School run
Whoever wrote that bull about it being better to travel hopefully than to arrive has never done a school run. Looking back, this was the order of my school runs!
The children start to fight about who gets to sit in the front. Solve battle by ordering them both into the back and strapping - I dunno, a handbag or great big doberman. On second thoughts, remove the bag and place it on the floor of the car - don't wanna chance drive-by or passer-by car-knapping. I am also not too keen on keeping such pets - the kids are enough. It's a mystery to me how in cases especially like of my girlfriend, how her son can give mouth-to-mouth resuscitation to stray, worm-riddled dogs, share a piece of chewed gum from a kid with bronchitis and pick his nose and eat it on a regular basis, yet won't sit next to his sister because of 'Girl Germs'.
The kids are at each other's throats by the end of the street. This chiefly entails trying to push each other, or sometimes me, out of the car windows. I don't think the Highway Code has a clause about not pushing the driver out of a moving vehicle because no one with a rational mind would ever imagine this a possibility. Traffic lights were invented, not as you might imagine to ease the flow of cars in each direction, but to enable the distraught mother on the school run to flail around insanely at anything within striking distance - in this case the coffee mug in the cup holder. Scream in pain as the hot liquid scalds my lap.

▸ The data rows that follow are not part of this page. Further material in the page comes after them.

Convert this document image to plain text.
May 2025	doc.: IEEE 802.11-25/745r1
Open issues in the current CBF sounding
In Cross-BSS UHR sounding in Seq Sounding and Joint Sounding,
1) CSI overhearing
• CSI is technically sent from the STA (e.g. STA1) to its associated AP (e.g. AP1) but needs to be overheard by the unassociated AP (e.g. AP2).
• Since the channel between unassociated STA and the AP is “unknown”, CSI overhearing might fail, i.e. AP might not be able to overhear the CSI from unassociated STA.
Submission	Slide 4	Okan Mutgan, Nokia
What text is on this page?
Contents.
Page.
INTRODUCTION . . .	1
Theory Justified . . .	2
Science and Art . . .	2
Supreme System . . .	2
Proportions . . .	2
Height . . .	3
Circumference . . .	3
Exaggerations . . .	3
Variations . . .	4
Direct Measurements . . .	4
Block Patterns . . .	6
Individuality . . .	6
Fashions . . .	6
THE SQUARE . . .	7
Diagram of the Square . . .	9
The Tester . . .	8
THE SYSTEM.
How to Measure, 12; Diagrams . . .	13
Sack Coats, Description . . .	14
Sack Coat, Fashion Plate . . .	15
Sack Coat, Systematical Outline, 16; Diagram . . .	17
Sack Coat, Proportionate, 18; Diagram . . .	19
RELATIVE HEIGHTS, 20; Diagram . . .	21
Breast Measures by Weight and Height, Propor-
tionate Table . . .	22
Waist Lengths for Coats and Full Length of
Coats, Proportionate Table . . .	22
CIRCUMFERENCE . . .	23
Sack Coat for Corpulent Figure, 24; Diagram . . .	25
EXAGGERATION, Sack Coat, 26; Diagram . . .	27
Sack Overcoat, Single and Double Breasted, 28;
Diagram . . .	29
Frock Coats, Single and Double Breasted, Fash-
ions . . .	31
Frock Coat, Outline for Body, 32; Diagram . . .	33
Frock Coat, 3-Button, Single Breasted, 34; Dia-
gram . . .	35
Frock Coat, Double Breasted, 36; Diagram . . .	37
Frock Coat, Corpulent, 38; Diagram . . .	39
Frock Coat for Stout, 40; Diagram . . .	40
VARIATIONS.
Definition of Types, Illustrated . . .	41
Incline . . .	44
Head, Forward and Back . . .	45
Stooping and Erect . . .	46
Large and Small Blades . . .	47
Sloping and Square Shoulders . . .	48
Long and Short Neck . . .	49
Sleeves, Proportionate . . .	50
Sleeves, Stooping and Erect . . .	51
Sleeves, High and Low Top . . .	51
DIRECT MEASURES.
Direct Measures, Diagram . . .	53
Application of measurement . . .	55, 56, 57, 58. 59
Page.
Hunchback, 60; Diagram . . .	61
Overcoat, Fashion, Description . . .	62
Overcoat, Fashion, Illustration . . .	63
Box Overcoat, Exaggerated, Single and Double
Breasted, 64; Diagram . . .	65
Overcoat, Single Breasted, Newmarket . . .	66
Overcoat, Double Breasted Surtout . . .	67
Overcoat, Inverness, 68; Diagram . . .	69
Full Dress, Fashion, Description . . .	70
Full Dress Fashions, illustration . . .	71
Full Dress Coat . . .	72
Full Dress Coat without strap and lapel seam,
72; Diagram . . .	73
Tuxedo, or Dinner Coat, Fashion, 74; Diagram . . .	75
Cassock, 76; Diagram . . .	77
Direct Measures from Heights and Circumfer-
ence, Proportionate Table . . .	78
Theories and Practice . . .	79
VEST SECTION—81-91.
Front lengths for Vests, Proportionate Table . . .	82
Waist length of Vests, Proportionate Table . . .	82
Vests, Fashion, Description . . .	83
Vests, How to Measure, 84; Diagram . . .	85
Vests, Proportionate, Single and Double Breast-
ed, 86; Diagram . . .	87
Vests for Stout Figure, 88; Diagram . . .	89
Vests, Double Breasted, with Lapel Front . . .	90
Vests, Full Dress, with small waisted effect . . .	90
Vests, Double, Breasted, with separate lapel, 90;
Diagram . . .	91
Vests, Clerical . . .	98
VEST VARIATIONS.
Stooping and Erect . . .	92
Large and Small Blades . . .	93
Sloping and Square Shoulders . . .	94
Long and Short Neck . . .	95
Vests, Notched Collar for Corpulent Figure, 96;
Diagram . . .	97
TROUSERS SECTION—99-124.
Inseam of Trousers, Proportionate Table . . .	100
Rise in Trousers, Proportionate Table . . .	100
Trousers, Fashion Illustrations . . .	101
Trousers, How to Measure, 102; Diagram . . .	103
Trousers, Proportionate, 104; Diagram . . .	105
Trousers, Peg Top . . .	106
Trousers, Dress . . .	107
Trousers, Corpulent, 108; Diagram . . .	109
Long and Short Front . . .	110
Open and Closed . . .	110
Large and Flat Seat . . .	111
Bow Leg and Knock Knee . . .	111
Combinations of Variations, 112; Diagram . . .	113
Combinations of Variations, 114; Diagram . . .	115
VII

Miss one green light because busy searching for something to mop up the spill in an effort to stem the stain which quite frankly I've not fathomed why I go through this routine all the time! Miss second green light because I'm trying to halt world war III breaking out in the back. Miss third green light cause I'm trying to fix my lipstick which has smugded my teeth following one of the kids flexing their legs out of boredom. Now so late, stopping outside the kid's school is not an option. Slowing down only long enough to hurl the kids out onto the pavement like mailbags.
Put foot flat to the floor on the accelerator and land smack bang in a gridlock of 4x4s. Why do London mothers on the school run opt for four wheel drives which would only come into their own in, say, the Namib desert or Kenyan safari planes? Guess that's why some boroughs have taken steps to penalise persons with such vehicles.
Their only motto seems to be Death Before Giving Way. Sandwiched between the high bumpers of motorised monsters, my little ford only comes up to the hubcaps of what can only be referred to as 'derangerovers'. Panic arises in chest. I've five minutes to get to the office and present myself, all calm and capable. Reverse up one-way street - and become the first person in motoring history to be given a ticket for speeding backwards. Prolly would've gotten away with it only my car got into a slight altercartion with one of them Smart car. Obviously it wasn't living up to its name and anyway, I figure its some git whose plan is in keeping the population down.
The booking officer wasn't having any of that as for some reason he'd chosen to give me a free escort ever since he'd sported me veering to the bus lane talking on my mobile. My plea bargaining about being a working mom etc and that we should have our own special lane - pink if anything, falls on deaf ears. Neither does the one about pointing out a design flaw I've just highlighted existing of Smart cars. I save it for the insurance statement instead.
Sure enough, the ticket is banked amongst the heap of other fines and now I really have to find a way for overtime to pay this one off. I'm tempted to pass along a contribution bowl to all those drivers slowing down to take a look at what has just befallen me and charge them for the free entertainment they appear to be enjoying.